Alle Materialien sind in geschlossenen, beschrifteten Behältern zu lagern – getrennt nach „personenbezogen (Name + Zimmernummer)" und „Gruppengebrauch". Lagerräume müssen trocken, kühl und staubfrei sein.

04Händehygiene

4. Händehygiene

4.1 Indikationen für das therapeutische Personal

Das therapeutische Personal führt die hygienische Händedesinfektion gemäß den WHO-5-Momenten-Indikationen durch, auf den Gruppentherapie-Kontext angepasst:

  1. Vor Beginn der Sitzung (vor erstem Kontakt mit Rehabilitanden oder Therapiematerialien)
  2. Nach direktem Körperkontakt mit einem/einer Rehabilitanden:in (z. B. Handgeben, körperkontaktbezogene Interventionstechniken)
  3. Nach Kontakt mit potenziell kontaminiertem Material (Kreativmaterialien, Ausstattungsgegenstände, Tisch- und Stuhloberflächen)
  4. Nach Ende der Sitzung (nach letztem Rehabilitandenkontakt und vor Verlassen des Therapieraums)

Technik: Komplette Handfläche mit mindestens 3 ml Desinfektionsmittel benetzen und 15-30 Sekunden einreiben bis die Hände trocken sind. Kein Waschen vor der Desinfektion, sofern die Hände nicht sichtbar verschmutzt sind (Desinfektion ist wirksamer als Waschen allein).

4.2 Händedesinfektion für Rehabilitanden

Rehabilitanden werden beim Betreten und Verlassen des Therapieraums zur Händedesinfektion aufgefordert (Hinweisschild am Eingang).

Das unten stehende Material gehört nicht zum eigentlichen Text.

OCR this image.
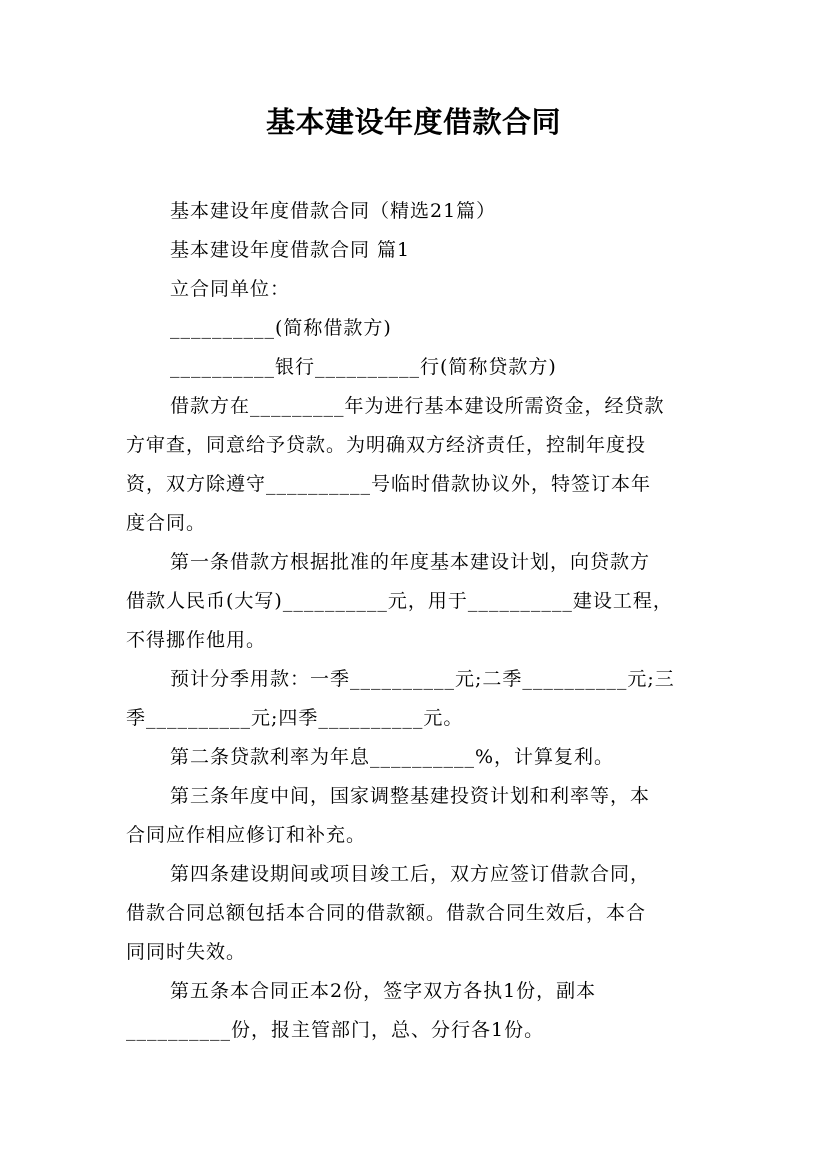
基本建设年度借款合同
基本建设年度借款合同（精选21篇）
基本建设年度借款合同 篇1
立合同单位：
__________(简称借款方)
__________银行__________行(简称贷款方)
借款方在_________年为进行基本建设所需资金，经贷款
方审查，同意给予贷款。为明确双方经济责任，控制年度投
资，双方除遵守__________号临时借款协议外，特签订本年
度合同。
第一条借款方根据批准的年度基本建设计划，向贷款方
借款人民币(大写)__________元，用于__________建设工程，
不得挪作他用。
预计分季用款：一季__________元;二季__________元;三
季__________元;四季__________元。
第二条贷款利率为年息__________%，计算复利。
第三条年度中间，国家调整基建投资计划和利率等，本
合同应作相应修订和补充。
第四条建设期间或项目竣工后，双方应签订借款合同，
借款合同总额包括本合同的借款额。借款合同生效后，本合
同同时失效。
第五条本合同正本2份，签字双方各执1份，副本
__________份，报主管部门，总、分行各1份。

4.3 Ausstattung des Therapieraums

  • Wandspender mit VAH-gelistetem Händedesinfektionsmittel unmittelbar am Eingang des Therapieraums (Präparat gemäß Desinfektionsmittelplan)
  • Waschbecken mit Flüssigseifenspender (Druckspender, kein Seifenstück) und Einmalhandtüchern – im Raum oder direkt vor dem Raum
  • Spenderfüllstand vor jeder Sitzung prüfen; Nachfüllung ausschließlich mit Originalgebinde oder hygienisch dicht geschlossenen Kartuschen – kein Umfüllen/Schütten in leere Behälter
05Besondere Situationen

5. Besondere Situationen

5.1 Rehabilitanden mit akuten Infektionssymptomen

Rehabilitanden mit Fieber (≥ 38,0 °C), respiratorischen Symptomen (Husten, Schnupfen, Halsschmerzen) oder gastrointestinalen Symptomen (Erbrechen, Durchfall ≥ 3 Mal/Tag) nehmen nicht an Gruppenveranstaltungen teil. Eine Wiederaufnahme in die Gruppe ist frühestens möglich, wenn:

  • Fieber seit mindestens 48 Stunden abgeklungen ist (ohne fiebersenkende Medikation),
  • gastrointestinale Symptome seit mindestens 48 Stunden nicht mehr aufgetreten sind,
  • der ärztliche Dienst die Gruppenteilnahme explizit freigegeben hat.

Das therapeutische Personal informiert den ärztlichen Dienst unverzüglich, wenn ein/e Rehabilitand:in während einer Sitzung Infektionssymptome entwickelt. Betroffene Personen verlassen den Gruppenraum umgehend.

5.2 Rehabilitanden mit multiresistenten Erregern (MRE)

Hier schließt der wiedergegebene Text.